Name | |
---|---|
Bharath Gajula | gajula.b@northeastern.edu |
Divya Sri Bandaru | bandaru.di@northeastern.edu |
Henil Gajjar | gajjar.he@northeastern.edu |
Nishith Reddy Pochareddy | pochareddy.n@northeastern.edu |
Soumyae Tyagi | tyagi.so@northeastern.edu |
Fatima Jawadwala | jawadwala.f@northeastern.edu |
Table of Contents
Demo Video
Introduction
1. Problem Statement
Customers often struggle to find accurate and personalized answers to their product-related questions. Product descriptions can be overwhelming, and user reviews are scattered and hard to analyze. Businesses also face challenges in ensuring fair and unbiased responses while maintaining the reliability and scalability of their systems.
This project aims to create an AI-powered chatbot that combines product details and user reviews using a multi-agent workflow and a vector store for efficient retrieval. The solution leverages GPT-based LLMs for natural language understanding and CI/CD pipelines for seamless deployment. It focuses on delivering fast, reliable, and unbiased information while being easy to integrate into various platforms through a FASTAPI serverless API.
2. Methodology
1. Data Collection and Preprocessing: For this project, we utilized the Amazon Product metadata and review dataset for the Toys & Games and Video Games categories.
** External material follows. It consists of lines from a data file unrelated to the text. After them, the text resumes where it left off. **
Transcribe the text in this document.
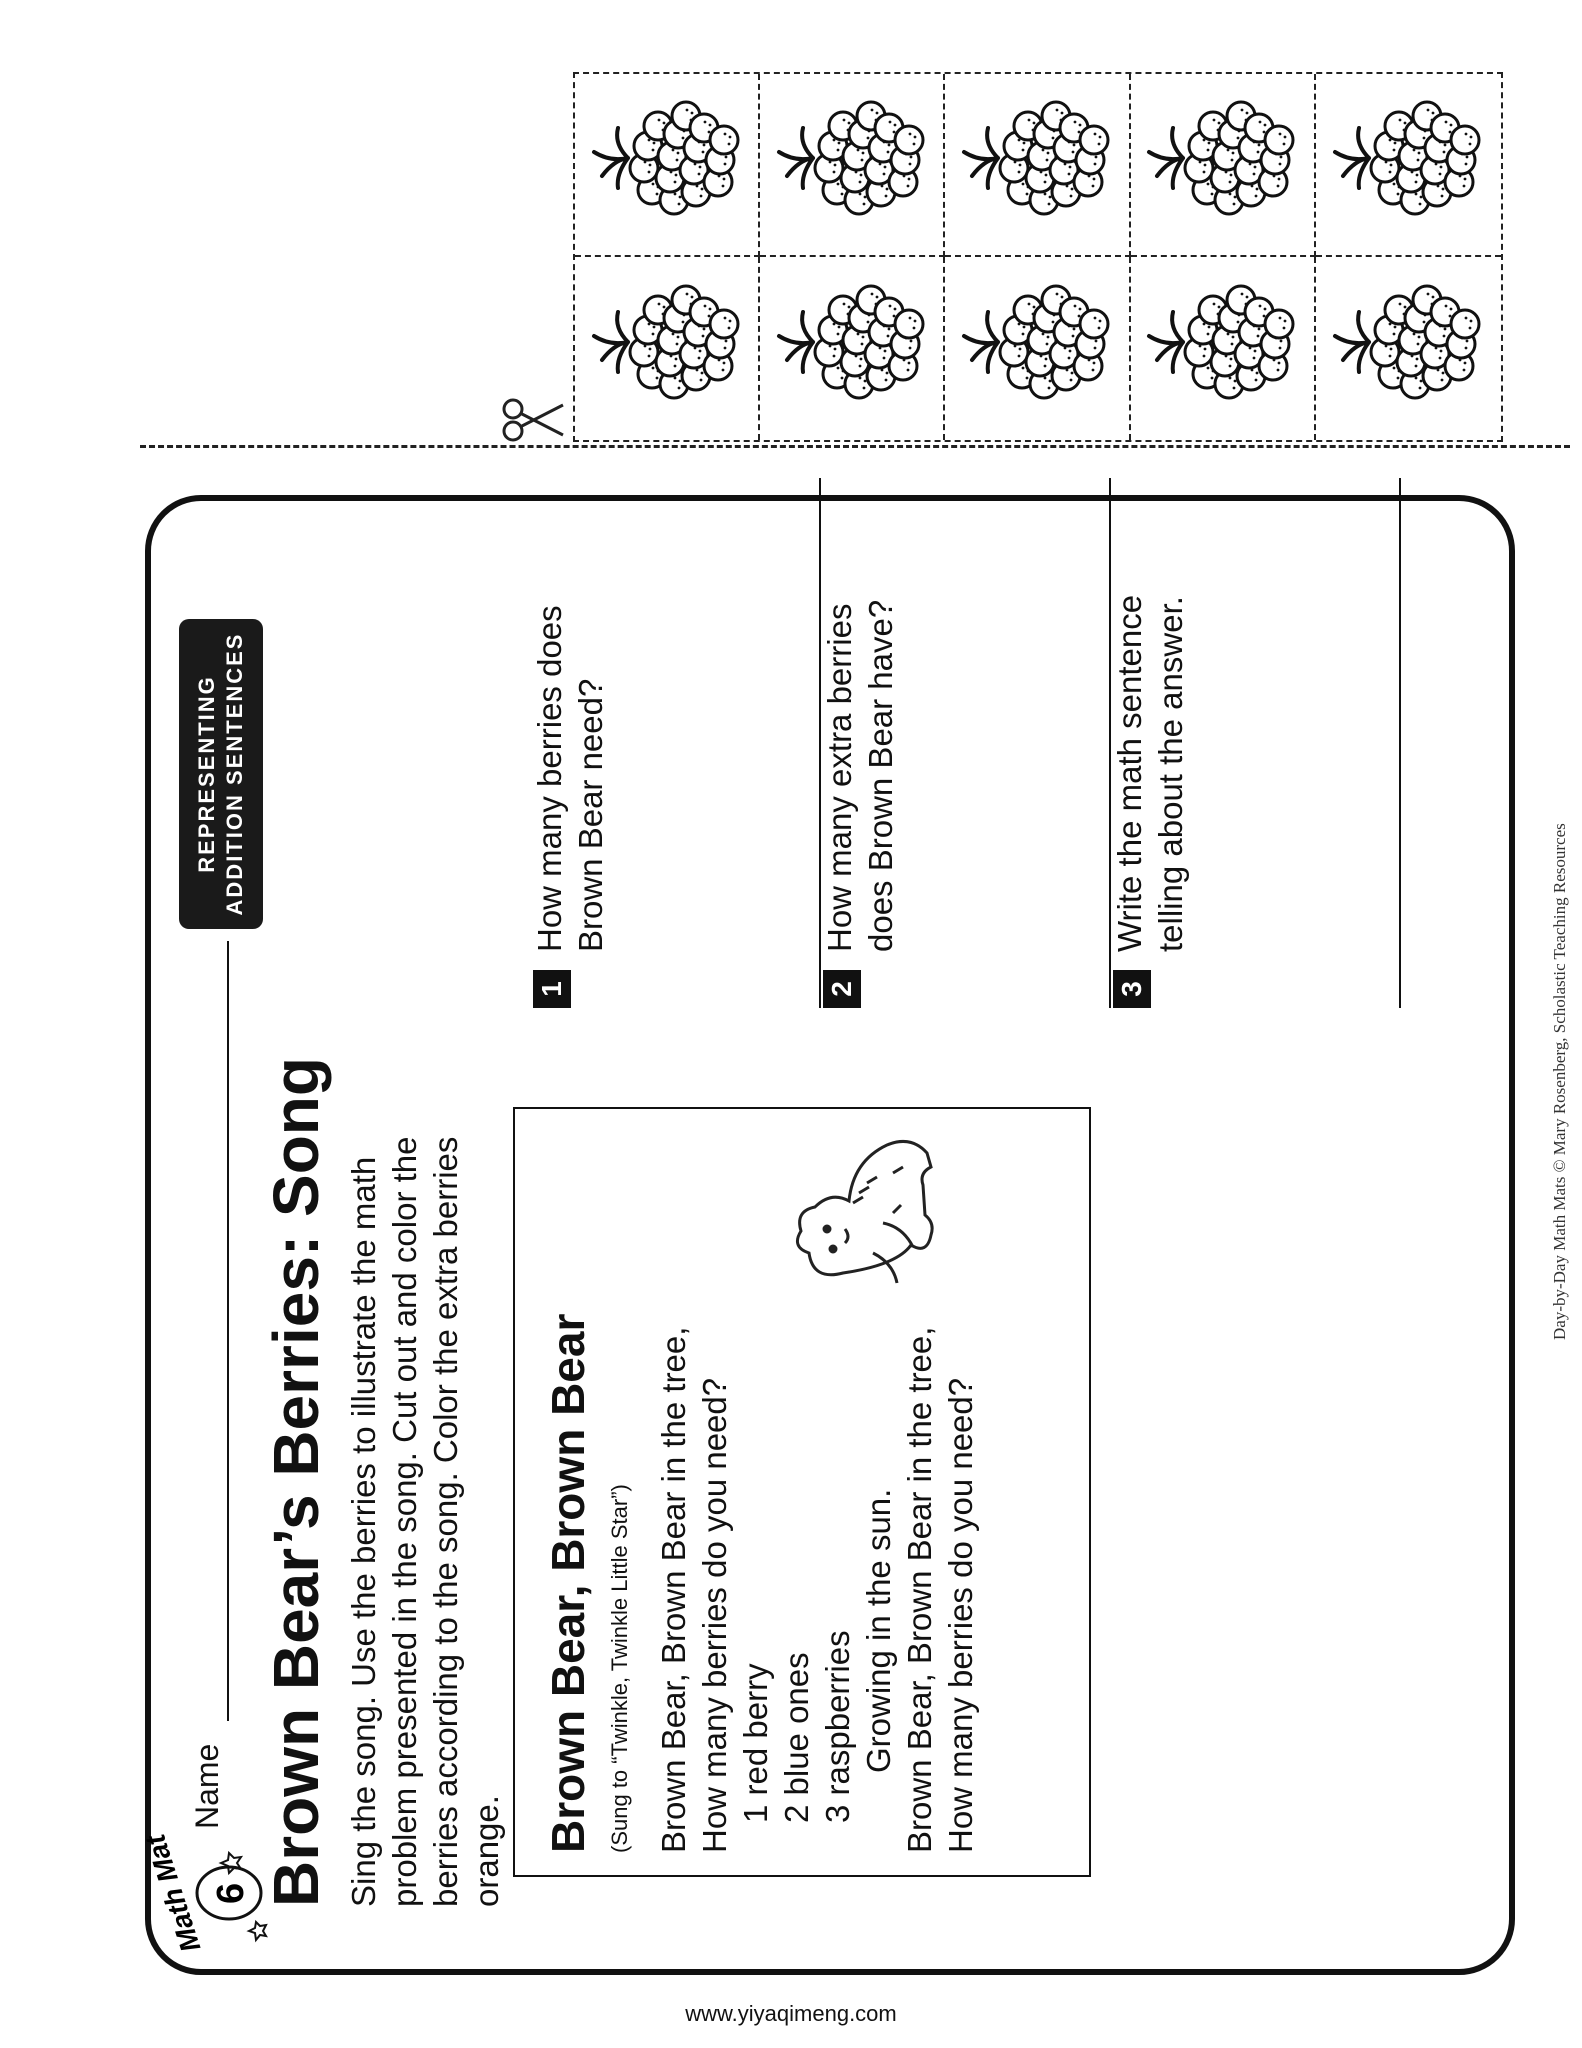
Math Mat 6
Name
REPRESENTING ADDITION SENTENCES
Brown Bear’s Berries: Song Sing the song. Use the berries to illustrate the math problem presented in the song. Cut out and color the berries according to the song. Color the extra berries orange. Brown Bear, Brown Bear (Sung to “Twinkle, Twinkle Little Star”) Brown Bear, Brown Bear in the tree, How many berries do you need? 1 red berry 2 blue ones 3 raspberries Growing in the sun. Brown Bear, Brown Bear in the tree, How many berries do you need?
1
How many berries does Brown Bear need?
2
How many extra berries does Brown Bear have?
3
Write the math sentence telling about the answer.
Day-by-Day Math Mats © Mary Rosenberg, Scholastic Teaching Resources
www.yiyaqimeng.com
Following this, the data was cleaned and converted into a schema-based format, which was then utilized for our project.
2. Model Implementation: We used four different LLMs in our application: GPT-4o Mini as a supervisor agent, Hugging Face for generating embeddings, Llama 3.1 8B as an agent for summarizing and follow-up question generation, and Llama 3.1 70B as the responding agent.
3. Model Evaluation: Used RAGAS to evaluate our model’s performance for specific prompts based on the following metrics: Context, Precision, Answer Relevance.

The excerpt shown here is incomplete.